After months of debate over whether the shale gas boom will allow the US to join the global gas market through LNG exporting, the Obama administration may have finally signaled its intentions. Last week, the Administration issued an approval for a $10 billion LNG facility in Texas. The decision could be a milestone in the U.S. transition toward becoming a major supplier of world energy markets. Many US manufactures still hope that the current supply glut will be used exclusively to give a competitive edge through low fuel prices.

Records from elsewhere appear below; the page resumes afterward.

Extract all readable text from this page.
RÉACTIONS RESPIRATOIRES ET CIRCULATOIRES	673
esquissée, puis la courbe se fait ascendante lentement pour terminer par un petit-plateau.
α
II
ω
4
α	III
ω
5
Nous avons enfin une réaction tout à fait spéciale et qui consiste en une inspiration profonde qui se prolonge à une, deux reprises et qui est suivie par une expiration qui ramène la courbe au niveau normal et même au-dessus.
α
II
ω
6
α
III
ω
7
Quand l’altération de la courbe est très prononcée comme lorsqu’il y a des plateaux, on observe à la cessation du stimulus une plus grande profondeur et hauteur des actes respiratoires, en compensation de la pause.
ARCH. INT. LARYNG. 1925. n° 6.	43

The Freeport LNG terminal operated by ConocoPhillips (COP) is the first terminal approved in two years and could be the start of a trend with others being approved shortly. Freeport is only the second terminal to win this license, with 19 other applications outstanding, the longest of which has been waiting for 28 months. Although this is just one project out of many seeking approval, it signals that the Department of Energy believes the benefits from exporting gas outweigh concerns about the possible downsides for the U.S. economy—namely that domestic prices could rise as gas leaves American shores. The DOE had approved just one export terminal for exports to non-free trade agreement countries, Cheniere Energy’s (LNG) Sabine Pass Terminal in May 2011.

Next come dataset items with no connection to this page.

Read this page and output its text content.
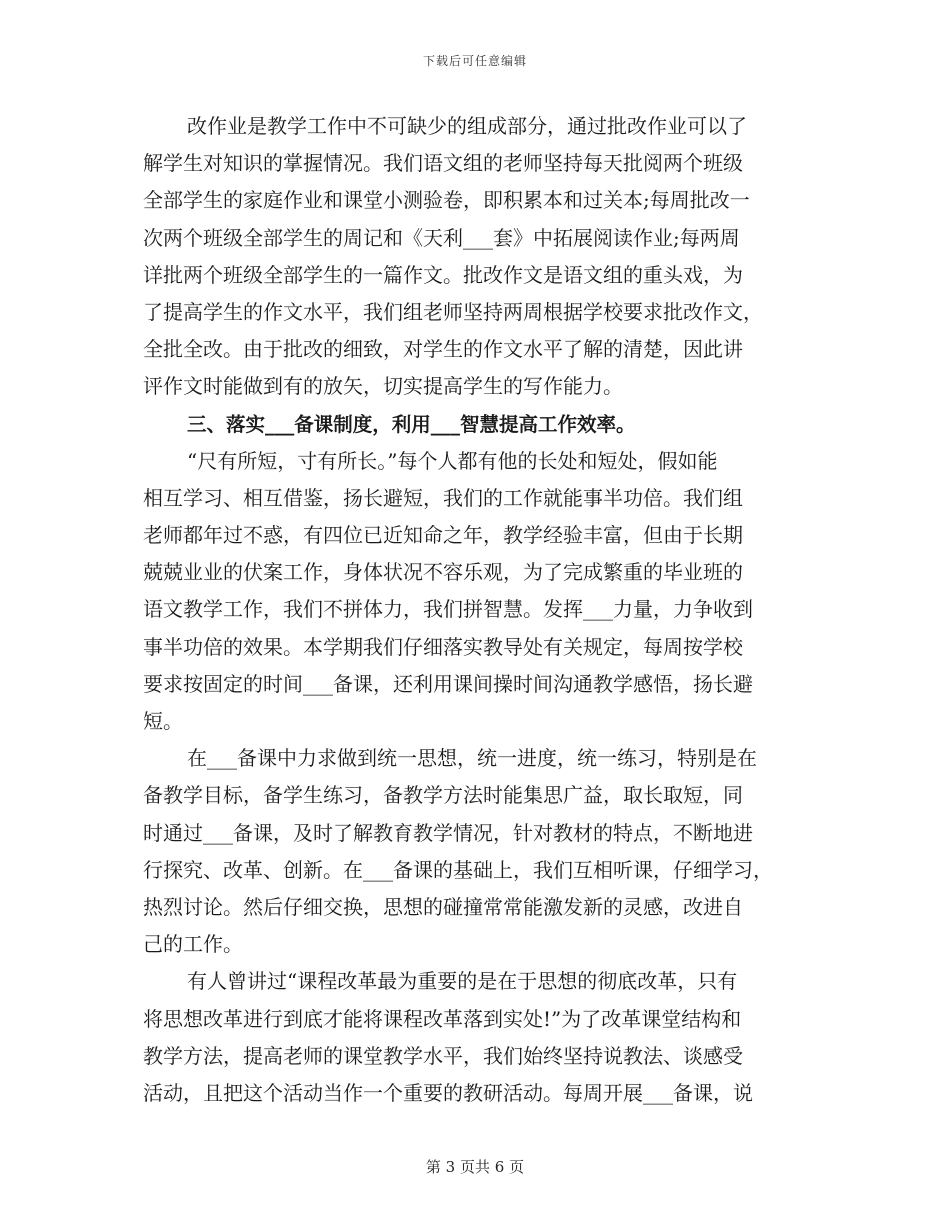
下载后可任意编辑
改作业是教学工作中不可缺少的组成部分，通过批改作业可以了
解学生对知识的掌握情况。我们语文组的老师坚持每天批阅两个班级
全部学生的家庭作业和课堂小测验卷，即积累本和过关本;每周批改一
次两个班级全部学生的周记和《天利___套》中拓展阅读作业;每两周
详批两个班级全部学生的一篇作文。批改作文是语文组的重头戏，为
了提高学生的作文水平，我们组老师坚持两周根据学校要求批改作文，
全批全改。由于批改的细致，对学生的作文水平了解的清楚，因此讲
评作文时能做到有的放矢，切实提高学生的写作能力。
三、落实___备课制度，利用___智慧提高工作效率。
“尺有所短，寸有所长。”每个人都有他的长处和短处，假如能
相互学习、相互借鉴，扬长避短，我们的工作就能事半功倍。我们组
老师都年过不惑，有四位已近知命之年，教学经验丰富，但由于长期
兢兢业业的伏案工作，身体状况不容乐观，为了完成繁重的毕业班的
语文教学工作，我们不拼体力，我们拼智慧。发挥___力量，力争收到
事半功倍的效果。本学期我们仔细落实教导处有关规定，每周按学校
要求按固定的时间___备课，还利用课间操时间沟通教学感悟，扬长避
短。
在___备课中力求做到统一思想，统一进度，统一练习，特别是在
备教学目标，备学生练习，备教学方法时能集思广益，取长取短，同
时通过___备课，及时了解教育教学情况，针对教材的特点，不断地进
行探究、改革、创新。在___备课的基础上，我们互相听课，仔细学习，
热烈讨论。然后仔细交换，思想的碰撞常常能激发新的灵感，改进自
己的工作。
有人曾讲过“课程改革最为重要的是在于思想的彻底改革，只有
将思想改革进行到底才能将课程改革落到实处!”为了改革课堂结构和
教学方法，提高老师的课堂教学水平，我们始终坚持说教法、谈感受
活动，且把这个活动当作一个重要的教研活动。每周开展___备课，说
第 3 页共 6 页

Christopher Smith, the Energy Department official in charge of shaping the Obama administration’s policy on exporting natural gas is a former Chevron employee. He recently stated, “We have what I think is a great dilemma, which is: How do we best and most prudently take advantage of what is a tremendous and important resource?”
In testimony this week during a Senate Energy and Natural Resources Committee forum on natural-gas exports, Smith said, “Essentially, it’s first-in, first-out with priority given to those projects that have initiated that FERC pre-filing process, which is the part of the evaluation where you start spending more serious sums of money. As we go through this process, some companies will make the argument that they should be ahead of other companies because they’ve achieved certain milestones, and I think that’s an argument we understand and that we’re sympathetic to.”
New Energy Secretary Ernest Moniz, who was sworn in on Tuesday, reaffirmed to reporters that he plans to review economic data on natural gas exports before the department acts on any of the remaining applications. Moniz, speaking to reporters after a brief speech to a forum on global energy efficiency, said he wants to complete his review as quickly as possible.
“Right now we have no plans of commissioning new studies, but everything’s on the table until I have done my analysis,” he said. “That’s my commitment to (Senate Energy Committee) Chairman Wyden.”
The government must approve natural gas exports for countries with which the U.S. lacks free-trade agreements, including such trading partners as Japan. International companies, responding to a ravenous global appetite for natural gas, particularly in Japan and Europe, want access to shale gas from the United States.
Japan’s liquefied natural gas imports have surged after the shutdown of nuclear power in the wake of the Fukushima disaster and were up by 11 percent last year. Japanese imports account for about one-third of the world’s total liquid gas market, according to a recent study by Bernstein research.
Japanese utility executives have said they want to reduce the prices they are paying by tying them to United States supplies. This month Japan’s Mitsubishi and Mitsui and France’s GDF Suez committed to invest $6 billion to $7 billion in a Louisiana LNG development backed by US based Sempra Energy (SRE). GDF Suez predicts that the plant will begin operations in 2017. The companies’ final decision to make their investment will depend on the project’s receiving necessary permits, GDF Suez said.
In a statement, Sempra Energy estimated that the foreign partners would be putting up $6 billion to $7 billion in return for just under half the equity in the project, which is forecast to yield 12 million metric tons of liquefied natural gas annually for 20 years. In return, they will receive all the gas. Sempra will retain a stake of just over 50 percent.
As the outstanding applications are reviewed, each company will still have to convince the government on a case-by-case basis that their plans have merit. It is important to remember that among Moniz’s “all-of-the-above” energy strategy, he was co-chair of an MIT study that recommended that “the U.S. should not erect barriers to natural gas imports or exports.”